Sunday, May 11, 2014

Mother's Day

I have twenty days before my half-Iron event in Kona. If I stay on my calendar, the next week should be my best week of training. If things go right, I would run my longest runs, ride my longest rides and swim my longest swims. And if the stars are aligned just so, I would feel strong while I did it. That is the plan anyway.

Yesterday, I started my run, made it about a hundred yards when my knee started screaming. I walked fifty yards to let it warm up, then started to run again. Two steps into my run, it started to hurt again. I walked another thirty yards then tried to run. Same result. I turned around and walked home. Total workout time, three minutes, thirty seconds, including the time it took to put my shoes on. I wanted to cry like a schoolgirl.

I knew a guy at work who's desk was about twenty feet from my desk so we chatted everyday and I got to know him well. He was about seventy or seventy five years old when I knew him and all things considered, he was in pretty good shape.  He started work at five and did a full days work, but when he climbed the stairs, he had to stop half way up to catch his breath. We had an elevator three giant steps from the stairs, but he never used it even though it was hard for him to climb the stairs. I liked him for that.

He told me once he was financially secure, and he didn't need to work for the money. I asked him why he didn't retire, then he told me he just liked coming to work. I said I understood what he was talking about, but I was lying.  I didn't understand at all. If it was me, I would have just quit coming to work. I didn't understand why he didn't golf or garden or whatever it was he liked to do.  I could think of a thousand things I would rather do instead of go to work.  I didn't understand then, but I do now. I get it. Work was what he did to live. He came to work because without it, he wouldn't know who or what he was. Work defined him.  We all have something that defines us. Without it, I think we are lost.
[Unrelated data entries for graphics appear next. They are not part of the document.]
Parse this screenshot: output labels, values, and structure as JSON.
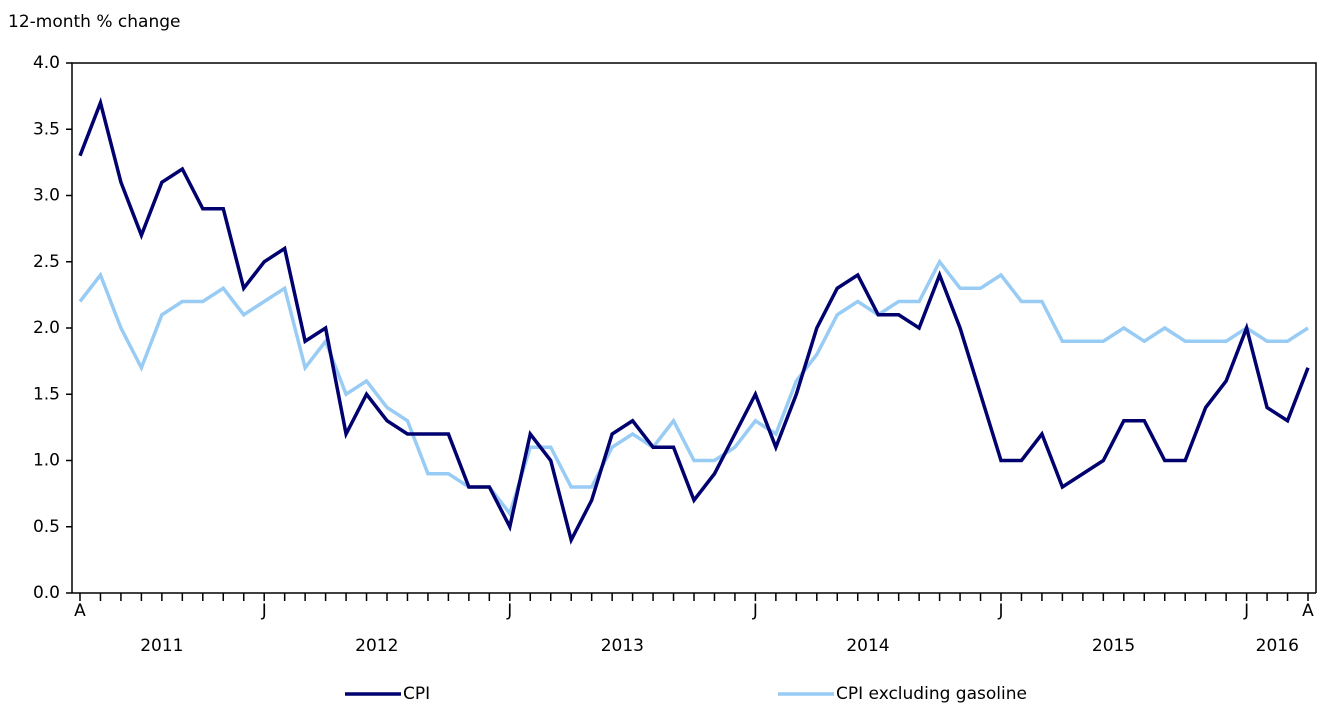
{
  "chart_data": {
    "type": "line",
    "y_axis_label": "12-month % change",
    "categories": [
      "A",
      null,
      null,
      null,
      null,
      null,
      null,
      null,
      null,
      "J",
      null,
      null,
      null,
      null,
      null,
      null,
      null,
      null,
      null,
      null,
      null,
      "J",
      null,
      null,
      null,
      null,
      null,
      null,
      null,
      null,
      null,
      null,
      null,
      "J",
      null,
      null,
      null,
      null,
      null,
      null,
      null,
      null,
      null,
      null,
      null,
      "J",
      null,
      null,
      null,
      null,
      null,
      null,
      null,
      null,
      null,
      null,
      null,
      "J",
      null,
      null,
      "A"
    ],
    "year_labels": [
      "2011",
      "2012",
      "2013",
      "2014",
      "2015",
      "2016"
    ],
    "series": [
      {
        "name": "CPI",
        "color": "#00006e",
        "values": [
          3.3,
          3.7,
          3.1,
          2.7,
          3.1,
          3.2,
          2.9,
          2.9,
          2.3,
          2.5,
          2.6,
          1.9,
          2.0,
          1.2,
          1.5,
          1.3,
          1.2,
          1.2,
          1.2,
          0.8,
          0.8,
          0.5,
          1.2,
          1.0,
          0.4,
          0.7,
          1.2,
          1.3,
          1.1,
          1.1,
          0.7,
          0.9,
          1.2,
          1.5,
          1.1,
          1.5,
          2.0,
          2.3,
          2.4,
          2.1,
          2.1,
          2.0,
          2.4,
          2.0,
          1.5,
          1.0,
          1.0,
          1.2,
          0.8,
          0.9,
          1.0,
          1.3,
          1.3,
          1.0,
          1.0,
          1.4,
          1.6,
          2.0,
          1.4,
          1.3,
          1.7
        ]
      },
      {
        "name": "CPI excluding gasoline",
        "color": "#99ccf5",
        "values": [
          2.2,
          2.4,
          2.0,
          1.7,
          2.1,
          2.2,
          2.2,
          2.3,
          2.1,
          2.2,
          2.3,
          1.7,
          1.9,
          1.5,
          1.6,
          1.4,
          1.3,
          0.9,
          0.9,
          0.8,
          0.8,
          0.6,
          1.1,
          1.1,
          0.8,
          0.8,
          1.1,
          1.2,
          1.1,
          1.3,
          1.0,
          1.0,
          1.1,
          1.3,
          1.2,
          1.6,
          1.8,
          2.1,
          2.2,
          2.1,
          2.2,
          2.2,
          2.5,
          2.3,
          2.3,
          2.4,
          2.2,
          2.2,
          1.9,
          1.9,
          1.9,
          2.0,
          1.9,
          2.0,
          1.9,
          1.9,
          1.9,
          2.0,
          1.9,
          1.9,
          2.0
        ]
      }
    ],
    "ylim": [
      0,
      4
    ],
    "yticks": [
      {
        "value": 0,
        "label": "0.0"
      },
      0.5,
      {
        "value": 1,
        "label": "1.0"
      },
      1.5,
      {
        "value": 2,
        "label": "2.0"
      },
      2.5,
      {
        "value": 3,
        "label": "3.0"
      },
      3.5,
      {
        "value": 4,
        "label": "4.0"
      }
    ],
    "grid": false,
    "legend_position": "bottom"
  }
}
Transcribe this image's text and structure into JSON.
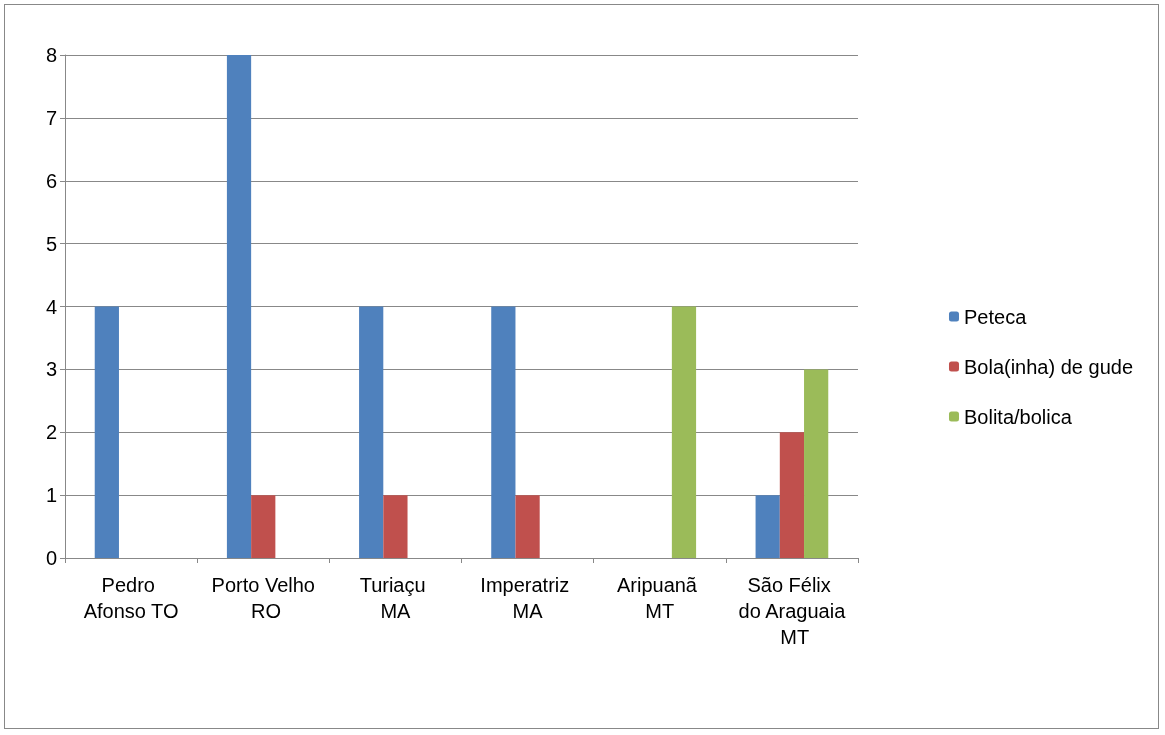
{
  "chart_data": {
    "type": "bar",
    "categories": [
      "Pedro Afonso TO",
      "Porto Velho RO",
      "Turiaçu MA",
      "Imperatriz MA",
      "Aripuanã MT",
      "São Félix do Araguaia MT"
    ],
    "series": [
      {
        "name": "Peteca",
        "color": "#4f81bd",
        "values": [
          4,
          8,
          4,
          4,
          null,
          1
        ]
      },
      {
        "name": "Bola(inha) de gude",
        "color": "#c0504d",
        "values": [
          null,
          1,
          1,
          1,
          null,
          2
        ]
      },
      {
        "name": "Bolita/bolica",
        "color": "#9bbb59",
        "values": [
          null,
          null,
          null,
          null,
          4,
          3
        ]
      }
    ],
    "ylim": [
      0,
      8
    ],
    "yticks": [
      0,
      1,
      2,
      3,
      4,
      5,
      6,
      7,
      8
    ],
    "grid": "y",
    "legend": "right"
  }
}
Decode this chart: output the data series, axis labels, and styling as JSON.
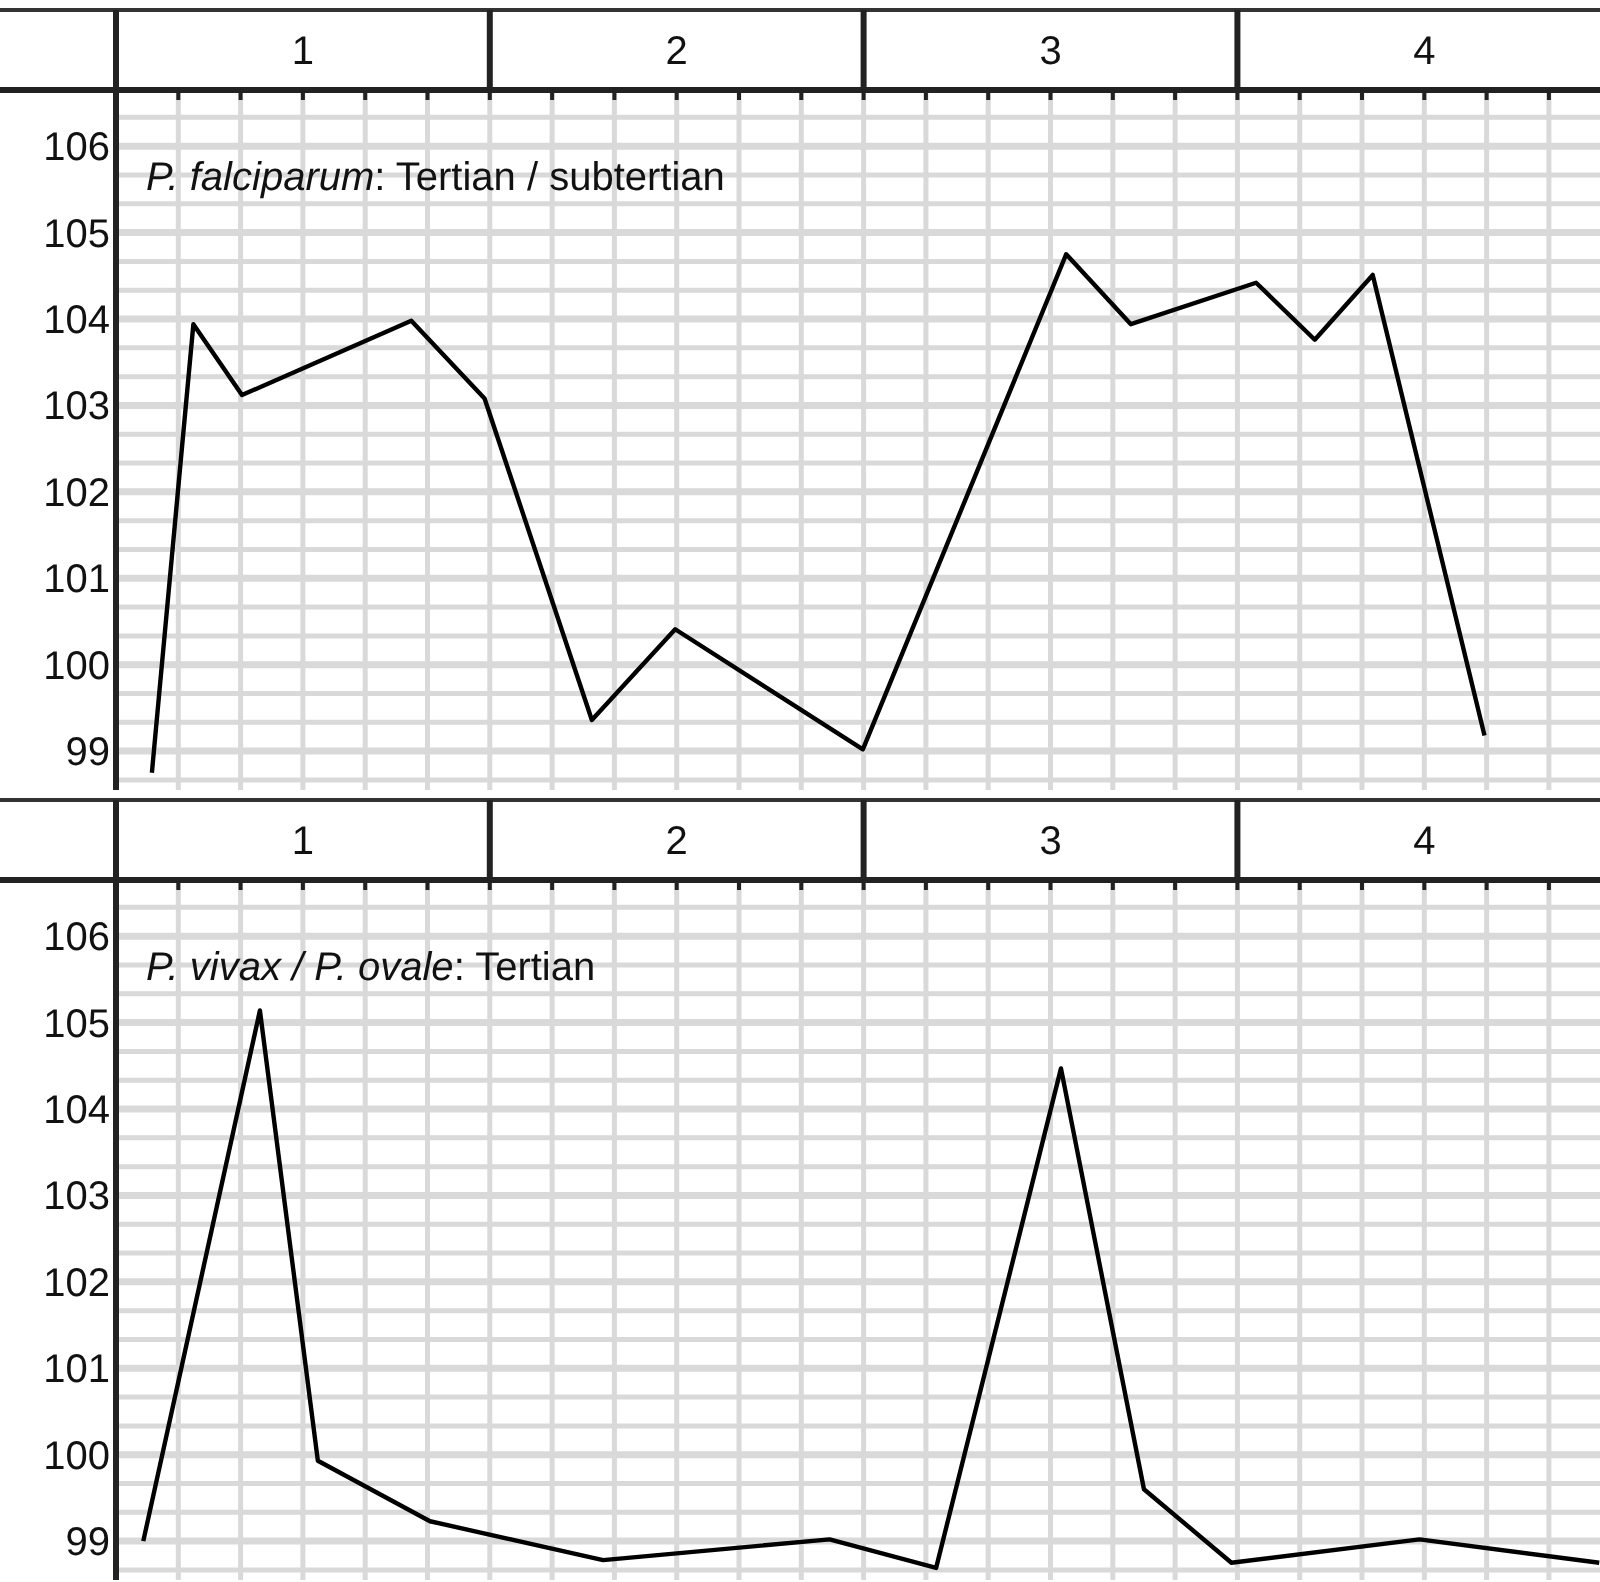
{
  "chart_data": [
    {
      "type": "line",
      "title": "P. falciparum: Tertian / subtertian",
      "x": [
        0.096,
        0.207,
        0.337,
        0.79,
        0.986,
        1.273,
        1.496,
        1.998,
        2.542,
        2.715,
        3.05,
        3.207,
        3.362,
        3.661
      ],
      "series": [
        {
          "color": "#000000",
          "values": [
            98.75,
            103.94,
            103.12,
            103.98,
            103.08,
            99.36,
            100.41,
            99.02,
            104.75,
            103.94,
            104.42,
            103.76,
            104.51,
            99.18
          ]
        }
      ],
      "xlim": [
        0,
        3.97
      ],
      "ylim": [
        98.55,
        106.65
      ],
      "xticks": [
        {
          "value": 0,
          "label": null
        },
        {
          "value": 0.1667,
          "label": null
        },
        {
          "value": 0.3333,
          "label": null
        },
        {
          "value": 0.5,
          "label": "1"
        },
        {
          "value": 0.6667,
          "label": null
        },
        {
          "value": 0.8333,
          "label": null
        },
        {
          "value": 1,
          "label": null
        },
        {
          "value": 1.1667,
          "label": null
        },
        {
          "value": 1.3333,
          "label": null
        },
        {
          "value": 1.5,
          "label": "2"
        },
        {
          "value": 1.6667,
          "label": null
        },
        {
          "value": 1.8333,
          "label": null
        },
        {
          "value": 2,
          "label": null
        },
        {
          "value": 2.1667,
          "label": null
        },
        {
          "value": 2.3333,
          "label": null
        },
        {
          "value": 2.5,
          "label": "3"
        },
        {
          "value": 2.6667,
          "label": null
        },
        {
          "value": 2.8333,
          "label": null
        },
        {
          "value": 3,
          "label": null
        },
        {
          "value": 3.1667,
          "label": null
        },
        {
          "value": 3.3333,
          "label": null
        },
        {
          "value": 3.5,
          "label": "4"
        },
        {
          "value": 3.6667,
          "label": null
        },
        {
          "value": 3.8333,
          "label": null
        }
      ],
      "yticks": [
        {
          "value": 98.6667,
          "label": null
        },
        99,
        {
          "value": 99.3333,
          "label": null
        },
        {
          "value": 99.6667,
          "label": null
        },
        100,
        {
          "value": 100.3333,
          "label": null
        },
        {
          "value": 100.6667,
          "label": null
        },
        101,
        {
          "value": 101.3333,
          "label": null
        },
        {
          "value": 101.6667,
          "label": null
        },
        102,
        {
          "value": 102.3333,
          "label": null
        },
        {
          "value": 102.6667,
          "label": null
        },
        103,
        {
          "value": 103.3333,
          "label": null
        },
        {
          "value": 103.6667,
          "label": null
        },
        104,
        {
          "value": 104.3333,
          "label": null
        },
        {
          "value": 104.6667,
          "label": null
        },
        105,
        {
          "value": 105.3333,
          "label": null
        },
        {
          "value": 105.6667,
          "label": null
        },
        106,
        {
          "value": 106.3333,
          "label": null
        }
      ],
      "grid": true
    },
    {
      "type": "line",
      "title": "P. vivax / P. ovale: Tertian",
      "x": [
        0.073,
        0.385,
        0.54,
        0.84,
        1.303,
        1.909,
        2.194,
        2.528,
        2.75,
        2.984,
        3.487,
        3.968
      ],
      "series": [
        {
          "color": "#000000",
          "values": [
            99.0,
            105.14,
            99.93,
            99.23,
            98.78,
            99.02,
            98.69,
            104.47,
            99.6,
            98.75,
            99.02,
            98.75
          ]
        }
      ],
      "xlim": [
        0,
        3.97
      ],
      "ylim": [
        98.55,
        106.65
      ],
      "xticks": [
        {
          "value": 0,
          "label": null
        },
        {
          "value": 0.1667,
          "label": null
        },
        {
          "value": 0.3333,
          "label": null
        },
        {
          "value": 0.5,
          "label": "1"
        },
        {
          "value": 0.6667,
          "label": null
        },
        {
          "value": 0.8333,
          "label": null
        },
        {
          "value": 1,
          "label": null
        },
        {
          "value": 1.1667,
          "label": null
        },
        {
          "value": 1.3333,
          "label": null
        },
        {
          "value": 1.5,
          "label": "2"
        },
        {
          "value": 1.6667,
          "label": null
        },
        {
          "value": 1.8333,
          "label": null
        },
        {
          "value": 2,
          "label": null
        },
        {
          "value": 2.1667,
          "label": null
        },
        {
          "value": 2.3333,
          "label": null
        },
        {
          "value": 2.5,
          "label": "3"
        },
        {
          "value": 2.6667,
          "label": null
        },
        {
          "value": 2.8333,
          "label": null
        },
        {
          "value": 3,
          "label": null
        },
        {
          "value": 3.1667,
          "label": null
        },
        {
          "value": 3.3333,
          "label": null
        },
        {
          "value": 3.5,
          "label": "4"
        },
        {
          "value": 3.6667,
          "label": null
        },
        {
          "value": 3.8333,
          "label": null
        }
      ],
      "yticks": [
        {
          "value": 98.6667,
          "label": null
        },
        99,
        {
          "value": 99.3333,
          "label": null
        },
        {
          "value": 99.6667,
          "label": null
        },
        100,
        {
          "value": 100.3333,
          "label": null
        },
        {
          "value": 100.6667,
          "label": null
        },
        101,
        {
          "value": 101.3333,
          "label": null
        },
        {
          "value": 101.6667,
          "label": null
        },
        102,
        {
          "value": 102.3333,
          "label": null
        },
        {
          "value": 102.6667,
          "label": null
        },
        103,
        {
          "value": 103.3333,
          "label": null
        },
        {
          "value": 103.6667,
          "label": null
        },
        104,
        {
          "value": 104.3333,
          "label": null
        },
        {
          "value": 104.6667,
          "label": null
        },
        105,
        {
          "value": 105.3333,
          "label": null
        },
        {
          "value": 105.6667,
          "label": null
        },
        106,
        {
          "value": 106.3333,
          "label": null
        }
      ],
      "grid": true
    }
  ]
}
When I couldn't run yesterday, a great realization fell on me and I almost staggered under the weight of it. For the past four or five years of my life, Ironman has defined me. When I get up in the morning, I am planning my workouts, when I go to bed at night, I am tending to my aches and pains from my workouts.  In between, training is pretty much all I think about. I work to pay the bills, but that is not who I am. 

I am not sure what to do. Working towards some goal associated with Ironman is what I do.  My knee isn't getting any better.  I think it is getting worse every week.  With my knee keeping me from running, I feel lost.  If I can't run, I can't do Ironman.  These are hard days.

There is a thermometer hanging on my dock thirty feet from shore and it says the water temp is 63 degrees. 63 is reasonable to swim in with a wet suit so I told all my buddies that we were swimming a Mother's Day swim this morning. A few of them believed me and they showed up. We swam a little over a mile.

The thing is, while it may be 63 degrees at my dock, if you swim ten feet past that, its a tad colder. I put my face in the water to start swimming and almost blacked out, it was that cold. I might need to call upon medical services to disengage my frostbitten toes and fingers.